The cast of Bathtub Jinn includes a cat, a wise-cracking pooka and witch’s familiar who plays an important supporting role.  His name is Porthos, although the hero insists on calling him Porky, and he’s black with golden eyes, in the tradition of the pooka, battle-scarred from several years of living among feral cats.  One of my critique partners, Carl Miller, however, is convinced that Porthos is an orange tabby, and last night he sent me this (uncredited) picture, saying: “Spotted one of your lead characters, in repose.”  It’s not Porthos, but it’s a great cat.

This morning when I spent $36 on slightly more than 9 gallons of gas, I thought of this list that I clipped out of a local paper recently.  No attribution, but I must  admit that I remember at least some of these numbers from fifty years ago:

  • average cost of a house: $13,500
  • average annual wages: $6,450
  • average cost of a gallon of gas: 31 cents
  • average monthly cost to rent a house: $118
  • average cost of a loaf of bread: 21 cents
  • average cost of a new car: $2,650
  • Dow Jones Industrial Average: 969

I’ve been pretty good about not buying actual paper books lately, but I’ve downloaded a few to the Kindle:  His Lordship’s Vow, a short Regency romance by my buddy Cheryl Bolen, Skies of Fire, a steampunk romance by Zoe Archer, and two books about writing by Holly Lisle, Professional Plot Outline Mini-Course and Mugging the Muse.  Sigh.  I now have 98 books on my Kindle.  I’ll never catch up.

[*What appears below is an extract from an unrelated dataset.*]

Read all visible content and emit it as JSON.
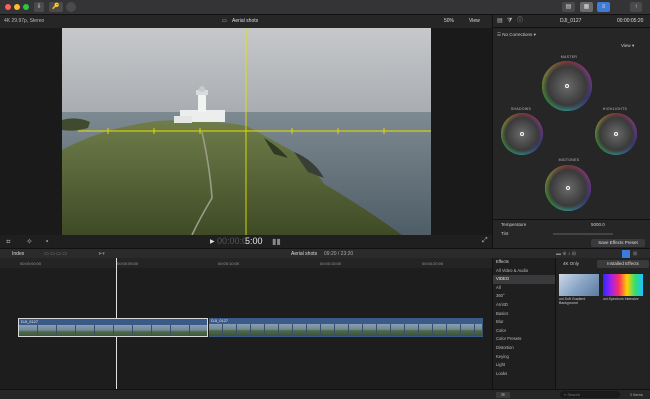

The Golden Heart Revisited

I opened this little establishment almost a year ago, shortly after I learned that one of my manuscripts (Paper Hearts) was a finalist in the Romance Writers of America’s Golden Heart® contest.  The Golden Heart is a Big Deal in the romance world, and I was thrilled.  I went to the RWA National Conference in New York City and had a wonderful time, met lots of people, and watched a cop on horseback plant a parking ticket on a UPS truck while I ate an overstuffed reuben on the sidewalk at Junior’s.

Eventually life returned to normal, and I kept writing.  I finished (with a writing marathon Thanksgiving week) my newest manuscript, Bathtub Jinn, and then I took a break for a few weeks.  We like to call that “filling the well,” which sounds as good as any other excuse. 

On New Year’s Day, my hundred word group started a new stretch, and I began a new story.  I wrote about twenty pages before one of those little voices that live in every writer’s head stopped making up stories and told me to get back to work on Bathtub Jinn.  I’d gotten some good feedback from my critique group and contest judges, and I knew the manuscript needed cutting here and expanding there.  And who knows, the little voice said, you might get lucky again.  So I got out the green pen (red ink feels so critical) and dove back in.

Yesterday the calls went out for this year’s Golden Heart and Rita (that’s the contest for published work) nominations.  My little voice was still with me, and I told Jo Anne last week that I planned to stay home an hour or so later than usual, just in case the phone rang.  (Last year I was somewhere on the freeway, missed the call, and finally found an email in my spam folder asking for another phone number!) 

As it happened, there were two accidents and a truck fire on I45 between here and Houston yesterday morning, and I would have been at least an hour late if I had left at my normal time.  Good excuse to stay home, I told myself.  At least a thousand people who were brave enough to enter the Golden Heart would not get a call, I told myself, and there would be some excellent manuscripts among them.  I knew that was true–I’d judged some of them myself.

And at 8:30 the phone rang.  Out of Area, said the Caller ID.  I hardly ever answer Out of Area calls.  Yesterday I grabbed the phone and fumbled for the talk button.  My hand shook, and I’m sure I babbled incoherently at the lovely RWA board member who had called to tell me that Bathtub Jinn is indeed a finalist for the Golden Heart this year, in the paranormal category.

As much as I enjoyed my trip to New York last summer, I wasn’t planning to go to the RWA Conference in Anaheim this July, unless I had a really good excuse.  I can hardly think of a better one.  I’d better start making plans.